Iran executed the first detained protester on Thursday who was convicted of injuring a security guard with a knife and closing off a street in the capital Tehran.
Dozens of detained protesters face charges or have been convicted of charges that carry the death penalty according to Iran’s Islamic laws.
Nationwide protests that erupted after the death of 22-year-old Kurdish Iranian woman Mahsa Amini on September 16 represent one of the biggest challenges to the Islamic Republic since its establishment in 1979.
The Tasnim news agency, affiliated with the Revolutionary Guard, identified the person who was executed as Mohsen Shekari but gave no more details. The specific actions Tasnim mentioned as reasons for Shekari’s death sentence cannot be independently verified.
So far, around 500 civilians have been killed by security forces and at least 18,000 arrested. While many have been since released, around 1,500 face criminal charges.
On Monday, the Revolutionary Guards praised the hardliner Judiciary for its tough stand and encouraged it to issue judgements swiftly and decisively for defendants accused of "corruption on earth”, or Moharebeh, an Islamic-Arabic term meaning ‘fighting against God.” Both these concepts are legally vague term, leaving clerical judges to convict people to death without a real trial, often with no defense lawyers and behind closed doors. The defendants have no way of challenging state evidence or introduce witnesses.
Judiciary spokesman Masoud Setayeshi announced on Tuesday that five people indicted in the killing of a Basij militia member, Rouhollah Ajamian, were sentenced to death in a verdict which they can appeal.
An secret Revolutionary Guard audio recording released by a hactivist group last week revealed that up to 80 detainees face the death sentence.
Amnesty International has said the Iranian authorities are seeking the death penalty for at least 21 people in what it called "sham trials designed to intimidate those participating in the popular uprising that has rocked Iran".
“The Iranian authorities must immediately quash all death sentences, refrain from seeking the imposition of the death penalty and drop all charges against those arrested in connection with their peaceful participation in protests," it said.

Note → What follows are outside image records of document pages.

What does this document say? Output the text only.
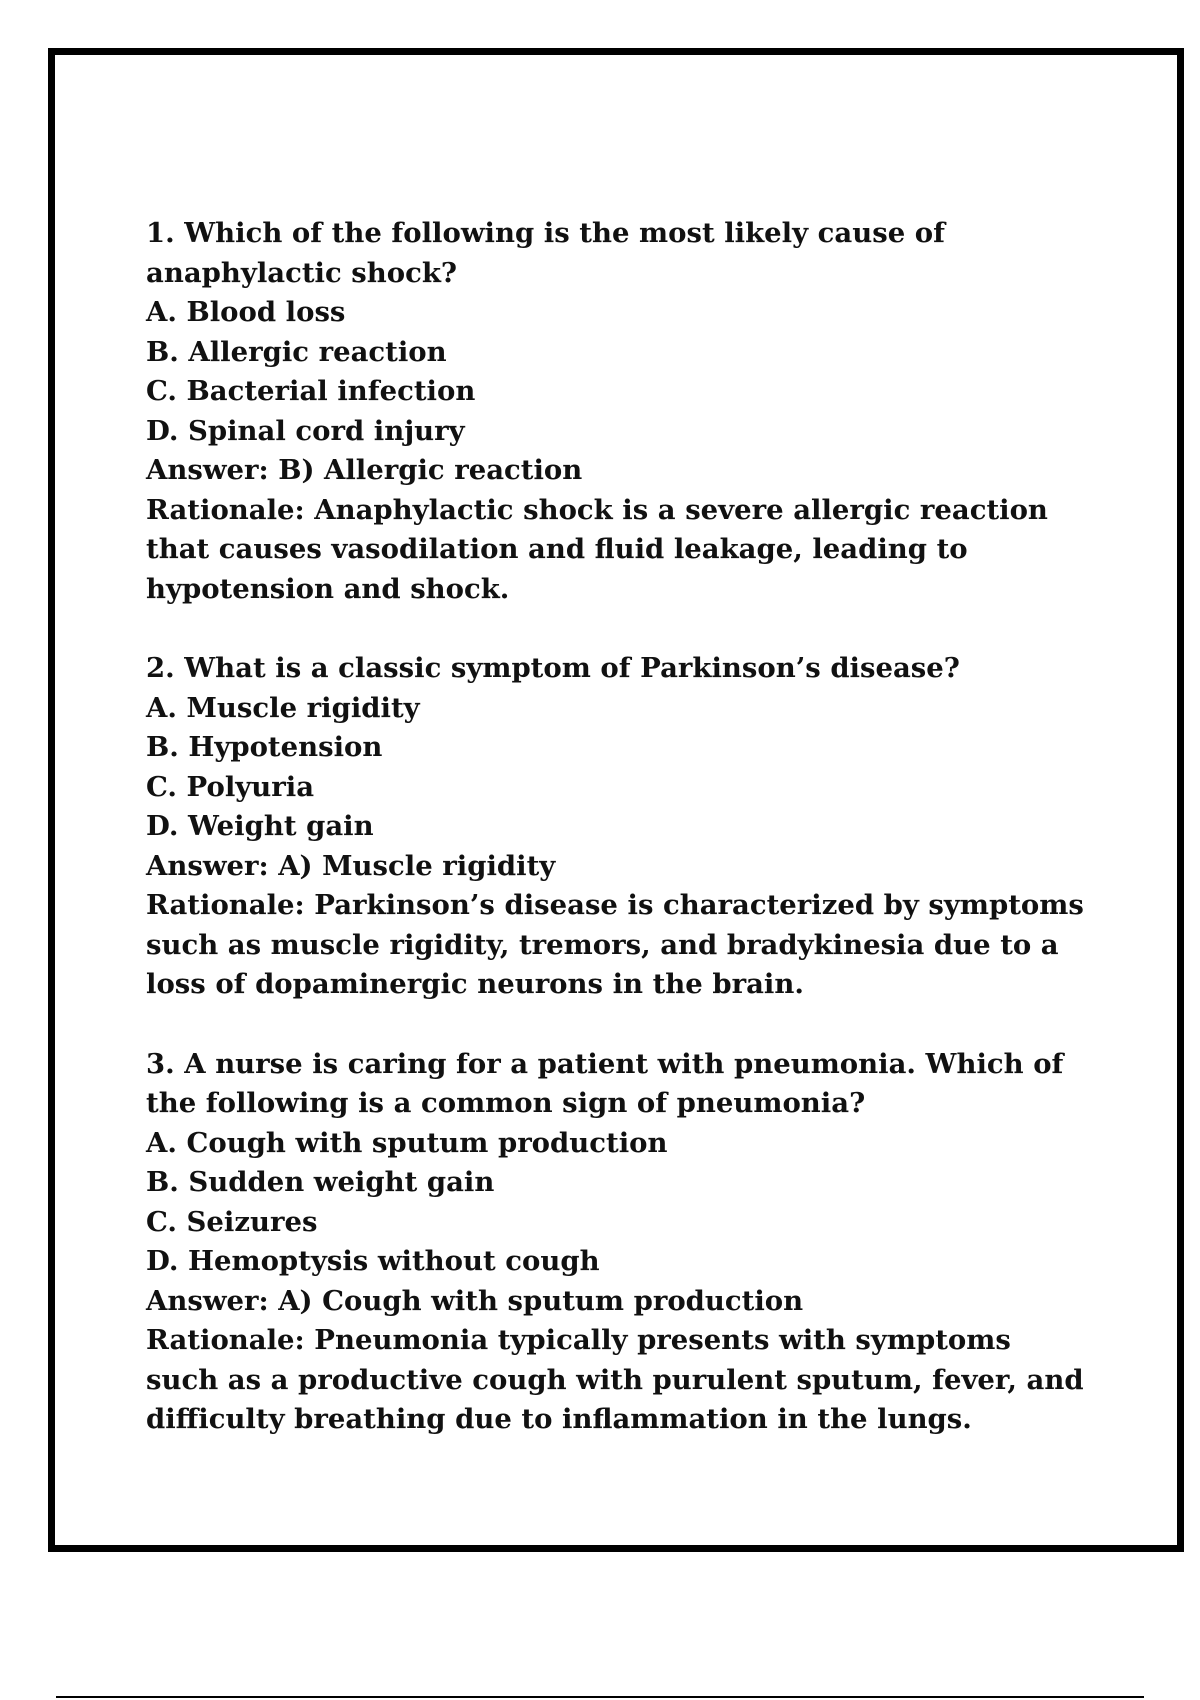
1. Which of the following is the most likely cause of anaphylactic shock?
A. Blood loss
B. Allergic reaction
C. Bacterial infection
D. Spinal cord injury
Answer: B) Allergic reaction
Rationale: Anaphylactic shock is a severe allergic reaction that causes vasodilation and fluid leakage, leading to hypotension and shock.
2. What is a classic symptom of Parkinson’s disease?
A. Muscle rigidity
B. Hypotension
C. Polyuria
D. Weight gain
Answer: A) Muscle rigidity
Rationale: Parkinson’s disease is characterized by symptoms such as muscle rigidity, tremors, and bradykinesia due to a loss of dopaminergic neurons in the brain.
3. A nurse is caring for a patient with pneumonia. Which of the following is a common sign of pneumonia?
A. Cough with sputum production
B. Sudden weight gain
C. Seizures
D. Hemoptysis without cough
Answer: A) Cough with sputum production
Rationale: Pneumonia typically presents with symptoms such as a productive cough with purulent sputum, fever, and difficulty breathing due to inflammation in the lungs.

The Islamic Republic, which never allows dissident protests has fully dismissed the legitimacy of the current popular movement. Instead, its officials have accused the United States and its allies for fomenting the unrest. Recently, the commander of the Revolutionary Guard in Tehran said that the US has spent $55 trillion dollars against the Islamic Republic, mindless of the fact that the amount is twice the US annual GDP.